Utentes do Centro de Saúde de Arouca prometem mais protestos até terem médicos

Alguns utentes estão há mais de oito anos sem médico de família
22 de novembro de 2013 - 12h11



O protesto que utentes do Centro de Saúde de Arouca iniciaram às 05:00 de hoje terminou quatro de horas depois, mas a porta-voz do grupo prometeu mais manifestações até se resolver a situação "insustentável" da falta de médicos.



Em declarações à Lusa, Teresa Rocha, da Comissão de Utentes, explicou que o protesto de hoje "tinha por objetivo mostrar as condições em que ficam as pessoas que passam toda a noite na rua, às vezes desde as 23:00, para conseguirem uma vaga à sexta-feira".



"Mas não vamos ficar só por aqui", anuncia essa responsável. "Já fizemos uma manifestação no Porto e agora estamos a considerar ir para Lisboa", acrescentou.

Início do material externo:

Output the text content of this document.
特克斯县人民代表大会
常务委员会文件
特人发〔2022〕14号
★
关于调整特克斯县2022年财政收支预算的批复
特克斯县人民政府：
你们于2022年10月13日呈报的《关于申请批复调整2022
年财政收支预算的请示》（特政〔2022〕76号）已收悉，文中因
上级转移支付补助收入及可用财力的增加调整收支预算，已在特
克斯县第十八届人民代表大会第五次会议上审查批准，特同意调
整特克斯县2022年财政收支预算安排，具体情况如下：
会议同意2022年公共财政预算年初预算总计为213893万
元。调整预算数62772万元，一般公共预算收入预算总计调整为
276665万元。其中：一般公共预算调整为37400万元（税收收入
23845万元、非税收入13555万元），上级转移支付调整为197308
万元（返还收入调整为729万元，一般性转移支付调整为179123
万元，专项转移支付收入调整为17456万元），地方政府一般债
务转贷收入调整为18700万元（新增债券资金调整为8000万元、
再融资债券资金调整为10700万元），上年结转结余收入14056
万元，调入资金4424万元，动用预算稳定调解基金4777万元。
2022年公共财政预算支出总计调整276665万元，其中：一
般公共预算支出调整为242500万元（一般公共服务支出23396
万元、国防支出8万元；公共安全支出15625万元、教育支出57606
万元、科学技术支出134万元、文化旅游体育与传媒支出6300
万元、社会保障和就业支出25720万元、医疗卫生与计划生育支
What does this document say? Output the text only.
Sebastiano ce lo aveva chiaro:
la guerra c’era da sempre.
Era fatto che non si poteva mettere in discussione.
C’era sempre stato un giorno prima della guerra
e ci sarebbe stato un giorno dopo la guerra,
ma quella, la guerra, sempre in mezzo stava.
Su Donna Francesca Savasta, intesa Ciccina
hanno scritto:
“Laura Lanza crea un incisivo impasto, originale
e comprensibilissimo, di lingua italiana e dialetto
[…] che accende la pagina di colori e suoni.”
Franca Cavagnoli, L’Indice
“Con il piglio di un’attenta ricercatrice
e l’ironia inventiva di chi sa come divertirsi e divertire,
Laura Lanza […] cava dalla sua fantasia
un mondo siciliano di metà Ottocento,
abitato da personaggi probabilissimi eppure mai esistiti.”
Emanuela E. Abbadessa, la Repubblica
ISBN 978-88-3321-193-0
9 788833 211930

No essencial, Teresa Rocha atribui o problema ao facto de que "só há uma médica com seis vagas por semana para atender mais de 8.000 utentes sem médico de família".



"Isto atingiu um ponto insustentável", realçou a porta-voz da comissão. "As pessoas vêm para cá de véspera, ficam aqui toda a noite ao relento, sem uma cadeira para se sentarem, e só esta madrugada, por exemplo, foram umas 15 as que vieram cá para nada, porque chegaram às 04:00 ou 05:00 e as vagas já estavam todas preenchidas".



Teresa Rocha disse que o problema já se vem arrastando "há tempo de mais" e defende que a população de Arouca "está ser totalmente discriminada".



As críticas são várias: alguns utentes estão há mais de oito anos sem médico de família e outros foram submetidos a cirurgias, mas esperam mais de um mês até que lhes seja emitida uma licença de baixa.



Há ainda aqueles que aguardam meses até que possam fazer análises, assim como utentes que não conseguem a guia de acesso a uma consulta de especialidade para rastreio de condições graves e ainda doentes crónicos que não têm quem lhes passe receita para medicação diária essencial.



"A diretora do centro de saúde não nos dá solução para isto", diz Teresa Rocha, "mas nós vamos continuar a fazer barulho com manifestações e o que for preciso, até que deixem de nos discriminar".



A Lusa contactou, ao início da manhã, o Ministério da Saúde e a Administração Regional de Saúde (ARS) do Norte, com vista à obtenção de um esclarecimento sobre as razões do protesto em Arouca. Fonte do Ministério atribuiu à ARS a competência para comentar o assunto, mas essa entidade, até ao momento, ainda não disponibilizou qualquer informação sobre o mesmo.